Heat Pumps vs Geothermal Power

  • There is sustained confusion over terminology: in many markets “geothermal” is used for ground‑source heat pumps that mostly leverage stored solar heat and soil thermal mass, not deep Earth heat.
  • Several commenters argue this should be clearly separated from grid‑scale geothermal power in public discourse.
  • Ground‑source systems are praised where common (Finland, Switzerland, Netherlands district heating), but criticized as uneconomic one‑off retrofits in some U.S. cases.

Intermittency, Storage, and Nuclear Debate

  • Some participants argue solar/wind cannot provide reliable power without massive backup (today usually gas), citing “dunkelflaute” periods in Northern Europe and market issues when wind collapses prices.
  • Others counter that intermittency is an engineering and market‑design problem: build overcapacity, transmission, and storage (batteries, pumped hydro, thermal storage), and use better pricing/hedging mechanisms.
  • There is a heated nuclear vs geothermal vs renewables subthread:
    • Pro‑nuclear voices emphasize reliability and CO₂‑free baseload.
    • Critics cite recent nuclear cost overruns and long build times, arguing that dollars spent on renewables and storage deliver faster CO₂ reductions.
    • Some see geothermal as a more scalable “tech curve” opportunity than large new fission plants, but acknowledge it has “very little to show” at scale so far.

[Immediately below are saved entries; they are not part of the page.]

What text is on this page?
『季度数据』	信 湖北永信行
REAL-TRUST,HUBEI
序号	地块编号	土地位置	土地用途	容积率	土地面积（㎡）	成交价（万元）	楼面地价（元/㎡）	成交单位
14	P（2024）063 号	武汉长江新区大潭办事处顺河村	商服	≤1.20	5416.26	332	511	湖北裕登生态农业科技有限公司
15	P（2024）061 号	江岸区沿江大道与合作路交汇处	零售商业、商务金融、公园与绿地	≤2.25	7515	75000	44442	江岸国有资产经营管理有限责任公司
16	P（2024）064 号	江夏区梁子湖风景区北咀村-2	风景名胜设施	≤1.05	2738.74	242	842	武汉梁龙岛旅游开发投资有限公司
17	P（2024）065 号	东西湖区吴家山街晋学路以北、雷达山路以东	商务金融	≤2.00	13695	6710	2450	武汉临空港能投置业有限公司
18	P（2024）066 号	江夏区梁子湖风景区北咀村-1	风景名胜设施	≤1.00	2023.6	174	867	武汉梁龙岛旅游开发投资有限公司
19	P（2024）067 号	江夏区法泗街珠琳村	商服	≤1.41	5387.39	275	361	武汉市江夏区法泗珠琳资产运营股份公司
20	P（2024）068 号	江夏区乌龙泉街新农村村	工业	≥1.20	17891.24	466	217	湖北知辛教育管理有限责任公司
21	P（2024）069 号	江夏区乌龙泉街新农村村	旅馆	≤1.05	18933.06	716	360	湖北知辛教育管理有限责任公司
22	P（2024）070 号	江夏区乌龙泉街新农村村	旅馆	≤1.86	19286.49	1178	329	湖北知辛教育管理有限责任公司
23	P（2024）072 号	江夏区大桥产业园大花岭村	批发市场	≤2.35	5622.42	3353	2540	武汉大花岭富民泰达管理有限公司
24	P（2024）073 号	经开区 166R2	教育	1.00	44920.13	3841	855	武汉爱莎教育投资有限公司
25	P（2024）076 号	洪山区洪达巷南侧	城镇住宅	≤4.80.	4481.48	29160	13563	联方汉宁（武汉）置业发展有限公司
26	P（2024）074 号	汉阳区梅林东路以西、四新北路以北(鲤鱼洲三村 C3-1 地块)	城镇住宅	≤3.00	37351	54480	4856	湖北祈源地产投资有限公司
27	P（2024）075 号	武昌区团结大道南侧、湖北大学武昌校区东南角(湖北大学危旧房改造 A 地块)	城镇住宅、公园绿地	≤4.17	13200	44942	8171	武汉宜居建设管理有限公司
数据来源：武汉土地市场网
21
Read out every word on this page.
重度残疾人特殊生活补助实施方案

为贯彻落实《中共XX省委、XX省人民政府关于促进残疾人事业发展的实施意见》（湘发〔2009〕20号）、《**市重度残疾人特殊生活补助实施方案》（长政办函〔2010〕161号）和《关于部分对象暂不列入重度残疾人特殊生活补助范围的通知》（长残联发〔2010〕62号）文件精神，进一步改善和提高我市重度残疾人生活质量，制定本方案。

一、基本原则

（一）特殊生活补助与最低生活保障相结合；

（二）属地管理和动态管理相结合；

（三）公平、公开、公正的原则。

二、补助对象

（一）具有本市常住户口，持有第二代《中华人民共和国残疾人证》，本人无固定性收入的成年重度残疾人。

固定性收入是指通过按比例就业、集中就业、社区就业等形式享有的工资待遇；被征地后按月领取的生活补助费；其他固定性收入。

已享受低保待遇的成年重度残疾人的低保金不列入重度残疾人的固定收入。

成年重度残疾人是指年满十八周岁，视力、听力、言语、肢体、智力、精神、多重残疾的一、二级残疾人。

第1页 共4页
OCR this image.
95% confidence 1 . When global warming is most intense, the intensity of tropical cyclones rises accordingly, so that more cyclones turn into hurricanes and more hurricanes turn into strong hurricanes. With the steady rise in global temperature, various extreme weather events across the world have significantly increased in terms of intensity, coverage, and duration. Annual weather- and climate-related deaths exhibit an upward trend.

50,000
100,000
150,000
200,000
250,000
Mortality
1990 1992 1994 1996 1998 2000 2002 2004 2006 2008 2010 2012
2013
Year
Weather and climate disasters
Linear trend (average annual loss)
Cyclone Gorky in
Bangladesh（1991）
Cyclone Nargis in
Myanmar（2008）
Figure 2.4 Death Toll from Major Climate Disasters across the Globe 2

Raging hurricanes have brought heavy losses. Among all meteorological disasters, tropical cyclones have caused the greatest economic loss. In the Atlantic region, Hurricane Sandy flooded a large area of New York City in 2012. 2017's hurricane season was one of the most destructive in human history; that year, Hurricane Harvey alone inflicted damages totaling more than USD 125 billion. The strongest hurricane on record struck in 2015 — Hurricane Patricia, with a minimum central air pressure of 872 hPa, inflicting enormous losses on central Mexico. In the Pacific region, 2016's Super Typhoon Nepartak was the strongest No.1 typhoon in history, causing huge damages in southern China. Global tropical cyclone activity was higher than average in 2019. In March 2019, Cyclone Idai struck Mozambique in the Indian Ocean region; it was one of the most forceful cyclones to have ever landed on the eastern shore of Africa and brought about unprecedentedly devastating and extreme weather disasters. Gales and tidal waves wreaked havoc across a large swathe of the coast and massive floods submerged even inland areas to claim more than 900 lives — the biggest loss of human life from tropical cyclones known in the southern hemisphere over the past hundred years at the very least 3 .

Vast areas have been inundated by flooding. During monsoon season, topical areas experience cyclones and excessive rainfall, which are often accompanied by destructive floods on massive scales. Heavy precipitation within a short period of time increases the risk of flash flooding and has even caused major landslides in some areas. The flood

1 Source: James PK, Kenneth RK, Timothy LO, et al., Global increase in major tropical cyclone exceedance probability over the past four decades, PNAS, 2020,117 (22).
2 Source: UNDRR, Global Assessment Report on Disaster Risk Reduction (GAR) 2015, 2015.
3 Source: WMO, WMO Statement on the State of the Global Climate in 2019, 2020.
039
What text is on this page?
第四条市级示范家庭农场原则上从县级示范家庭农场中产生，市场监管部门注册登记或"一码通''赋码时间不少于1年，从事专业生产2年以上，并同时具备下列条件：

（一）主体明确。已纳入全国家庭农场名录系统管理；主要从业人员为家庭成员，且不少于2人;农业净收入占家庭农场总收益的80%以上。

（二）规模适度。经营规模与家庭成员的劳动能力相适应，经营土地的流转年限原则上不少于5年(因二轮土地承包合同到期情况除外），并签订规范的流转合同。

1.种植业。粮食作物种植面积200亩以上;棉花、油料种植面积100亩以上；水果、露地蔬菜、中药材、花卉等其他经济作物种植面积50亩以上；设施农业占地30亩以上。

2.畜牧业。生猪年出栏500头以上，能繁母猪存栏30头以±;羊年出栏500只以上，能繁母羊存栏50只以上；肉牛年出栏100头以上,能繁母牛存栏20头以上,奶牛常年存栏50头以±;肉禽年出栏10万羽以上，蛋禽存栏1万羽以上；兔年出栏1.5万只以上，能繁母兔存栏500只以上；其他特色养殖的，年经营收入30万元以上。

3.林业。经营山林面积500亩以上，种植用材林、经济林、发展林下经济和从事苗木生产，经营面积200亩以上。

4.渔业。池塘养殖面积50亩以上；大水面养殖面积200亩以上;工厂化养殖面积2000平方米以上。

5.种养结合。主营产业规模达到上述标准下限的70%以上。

Open Questions and Skepticism

  • Key unresolved technical questions from commenters:
    • Long‑term thermal recharge and lifetime of EGS reservoirs.
    • True cost per kWh once drilling and surface plant losses are fully accounted for.
    • Whether deep enhanced geothermal can be viable in “non‑special” locations, or will remain geographically niche.
  • Overall tone: cautious optimism about geothermal’s potential, but strong skepticism that it is a near‑term “moonshot” comparable to solar/wind without major, still‑unproven advances in drilling and thermodynamic cost.